See making_predictions.ipynb, which shows how these configuration files are
generated from NPE predictions.

### Example configuration for training an SNPE network ###

In [None]:
import os
import random
import numpy as np

####################
# Things that change
####################

training_folder = '/scratch/users/sydney3/paper_results/sequential_training/shifted_test_set/narrow000/'
write_folder = '/scratch/users/sydney3/paper_results/sequential_training/shifted_test_set/narrow000/'
num_training_folders = 1

# APT proposal
proposal_means = np.asarray([ 0.567,  0.027,  0.167,  1.911,  0.173,  0.037, -0.018,  0.034, -0.035,  0.011,  0.728])
proposal_prec = np.linalg.inv(np.diag(np.asarray([0.023, 0.039, 0.054, 0.11 , 0.093, 0.121, 0.009, 0.008, 0.007, 0.007, 0.284])**2))
# APT prior
prior_means = np.asarray([0.8,0.,0.,2.0,0.,0.,0.,0.,0.,0.,0.5])
prior_prec = np.linalg.inv(np.diag(np.asarray([0.15,0.12,0.12,0.2,0.2,0.2,0.07,0.07,0.1,0.1,0.5])**2))

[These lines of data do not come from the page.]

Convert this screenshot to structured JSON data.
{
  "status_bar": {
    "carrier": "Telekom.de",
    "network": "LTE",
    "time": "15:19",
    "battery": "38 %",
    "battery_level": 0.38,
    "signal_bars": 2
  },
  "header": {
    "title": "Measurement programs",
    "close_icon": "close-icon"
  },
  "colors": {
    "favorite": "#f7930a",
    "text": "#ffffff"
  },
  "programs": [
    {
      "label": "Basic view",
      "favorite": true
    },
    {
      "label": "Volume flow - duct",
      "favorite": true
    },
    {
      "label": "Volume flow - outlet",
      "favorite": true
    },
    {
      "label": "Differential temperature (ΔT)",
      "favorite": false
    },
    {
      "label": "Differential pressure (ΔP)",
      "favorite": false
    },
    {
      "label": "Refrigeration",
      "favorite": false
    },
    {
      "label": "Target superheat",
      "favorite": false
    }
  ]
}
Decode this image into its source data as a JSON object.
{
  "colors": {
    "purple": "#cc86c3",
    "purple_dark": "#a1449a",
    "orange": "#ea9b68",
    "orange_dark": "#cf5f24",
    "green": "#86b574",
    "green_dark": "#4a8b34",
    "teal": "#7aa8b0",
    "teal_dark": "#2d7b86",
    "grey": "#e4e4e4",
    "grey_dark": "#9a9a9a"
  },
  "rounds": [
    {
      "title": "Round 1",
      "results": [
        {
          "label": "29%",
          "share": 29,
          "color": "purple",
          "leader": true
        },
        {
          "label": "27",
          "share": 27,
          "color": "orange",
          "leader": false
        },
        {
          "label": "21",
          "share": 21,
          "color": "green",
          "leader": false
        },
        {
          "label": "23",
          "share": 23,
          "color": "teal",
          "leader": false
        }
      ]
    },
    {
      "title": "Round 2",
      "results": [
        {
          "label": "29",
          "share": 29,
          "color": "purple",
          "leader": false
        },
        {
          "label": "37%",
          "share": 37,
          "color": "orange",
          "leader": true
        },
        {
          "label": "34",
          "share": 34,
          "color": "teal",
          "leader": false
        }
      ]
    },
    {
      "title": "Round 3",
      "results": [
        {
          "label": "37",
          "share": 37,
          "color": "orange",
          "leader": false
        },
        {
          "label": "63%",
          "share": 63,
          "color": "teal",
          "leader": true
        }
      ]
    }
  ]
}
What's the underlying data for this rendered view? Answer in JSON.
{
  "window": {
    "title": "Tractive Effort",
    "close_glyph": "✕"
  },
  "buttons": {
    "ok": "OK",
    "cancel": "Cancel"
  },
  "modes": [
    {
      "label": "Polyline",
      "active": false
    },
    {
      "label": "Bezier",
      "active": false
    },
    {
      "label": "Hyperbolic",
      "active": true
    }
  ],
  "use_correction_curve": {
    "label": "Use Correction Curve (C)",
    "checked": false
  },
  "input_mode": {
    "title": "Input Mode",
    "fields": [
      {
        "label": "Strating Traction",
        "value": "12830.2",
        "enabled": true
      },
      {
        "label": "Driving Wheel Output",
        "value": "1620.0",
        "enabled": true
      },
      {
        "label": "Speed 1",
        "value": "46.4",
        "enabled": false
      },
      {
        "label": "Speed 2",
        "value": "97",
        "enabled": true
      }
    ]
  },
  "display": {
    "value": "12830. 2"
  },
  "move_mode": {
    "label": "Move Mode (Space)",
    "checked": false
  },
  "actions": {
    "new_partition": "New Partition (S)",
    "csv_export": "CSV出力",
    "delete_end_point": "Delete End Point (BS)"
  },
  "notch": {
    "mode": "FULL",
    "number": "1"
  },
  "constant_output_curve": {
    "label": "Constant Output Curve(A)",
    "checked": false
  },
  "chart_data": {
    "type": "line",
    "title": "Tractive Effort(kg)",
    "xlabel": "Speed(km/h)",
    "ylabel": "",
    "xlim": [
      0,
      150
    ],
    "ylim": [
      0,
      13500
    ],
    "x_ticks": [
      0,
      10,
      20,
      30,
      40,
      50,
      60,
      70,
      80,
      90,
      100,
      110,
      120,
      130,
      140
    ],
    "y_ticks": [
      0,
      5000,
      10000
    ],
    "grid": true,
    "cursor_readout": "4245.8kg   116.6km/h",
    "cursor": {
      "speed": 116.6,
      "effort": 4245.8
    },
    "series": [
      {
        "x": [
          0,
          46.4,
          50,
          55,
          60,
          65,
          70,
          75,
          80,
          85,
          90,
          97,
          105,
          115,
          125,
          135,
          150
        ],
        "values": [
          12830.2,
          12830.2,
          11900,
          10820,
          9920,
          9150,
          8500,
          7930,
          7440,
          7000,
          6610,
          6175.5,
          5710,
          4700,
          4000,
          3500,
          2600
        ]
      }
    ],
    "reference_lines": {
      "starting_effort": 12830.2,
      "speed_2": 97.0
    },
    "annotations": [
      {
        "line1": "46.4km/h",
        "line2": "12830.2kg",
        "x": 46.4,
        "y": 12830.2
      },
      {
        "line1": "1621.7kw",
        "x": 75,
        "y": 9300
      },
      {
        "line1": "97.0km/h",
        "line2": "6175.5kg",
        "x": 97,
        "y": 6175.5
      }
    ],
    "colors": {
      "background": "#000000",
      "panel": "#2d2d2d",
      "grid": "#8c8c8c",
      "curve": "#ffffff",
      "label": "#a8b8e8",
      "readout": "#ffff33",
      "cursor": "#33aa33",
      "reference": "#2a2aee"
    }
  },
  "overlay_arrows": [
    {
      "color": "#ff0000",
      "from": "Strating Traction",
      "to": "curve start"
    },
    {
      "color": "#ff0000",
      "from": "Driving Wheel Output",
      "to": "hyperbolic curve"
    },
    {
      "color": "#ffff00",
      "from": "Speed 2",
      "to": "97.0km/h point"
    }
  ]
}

input_norm_path = ('/scratch/users/sydney3/paper_results/broad_training/' + 'norms.csv')

# loops thru training set
n_epochs = 50
# Steps Per Decay
steps_per_decay = 100

# A string with which loss function to use.
loss_function = 'diagapt'

# Whether or not to normalize the images by the standard deviation
norm_images = False
log_norm_images = True

# Where to save the model weights
model_weights = (write_folder +
    'xresnet34_{epoch:03d}-{val_loss:.2f}.h5')

model_weights_init = None
#model_weights_init = ('/scratch/users/sydney3/paper_results/broad_training/'+
#                      'xresnet34_053--14.10_best.h5')

# The learning rate for the model picks up where it left off!!
#learning_rate = 5e-4
learning_rate = 5e-4*(0.98**(53*5e5/(512*1e3)))

# Whether or not to use random rotation of the input images
#  NEEDS TO BE TURNED OFF FOR SEQUENTIAL
random_rotation = False

# Save training results to .csv file
csv_path = (write_folder + 'log.csv')

##########################
# Things that don't change
##########################
batch_size = 512
img_size = (80,80,1)
learning_params = ['main_deflector_parameters_theta_E',
        'main_deflector_parameters_gamma1','main_deflector_parameters_gamma2',
        'main_deflector_parameters_gamma','main_deflector_parameters_e1',
        'main_deflector_parameters_e2','main_deflector_parameters_center_x',
        'main_deflector_parameters_center_y','source_parameters_center_x',
        'source_parameters_center_y','source_parameters_R_sersic']
flip_pairs = None
weight_terms = None

# prep training / validation paths
folder_indices = range(0,num_training_folders)
npy_folders_train = [
        (training_folder+'train_%d/'%(i)) for i in folder_indices]
tfr_train_paths = [
        os.path.join(path,'data.tfrecord') for path in npy_folders_train]
npy_folder_val = (training_folder+'validate/')
tfr_val_path = os.path.join(npy_folder_val,'data.tfrecord')
metadata_paths_train = [
        os.path.join(path,'metadata.csv') for path in npy_folders_train]
metadata_path_val = os.path.join(npy_folder_val,'metadata.csv')
# The detector kwargs to use for on-the-fly noise generation
kwargs_detector = None
# A string specifying which model to use
model_type = 'xresnet34'
# A string specifying which optimizer to use
optimizer = 'Adam'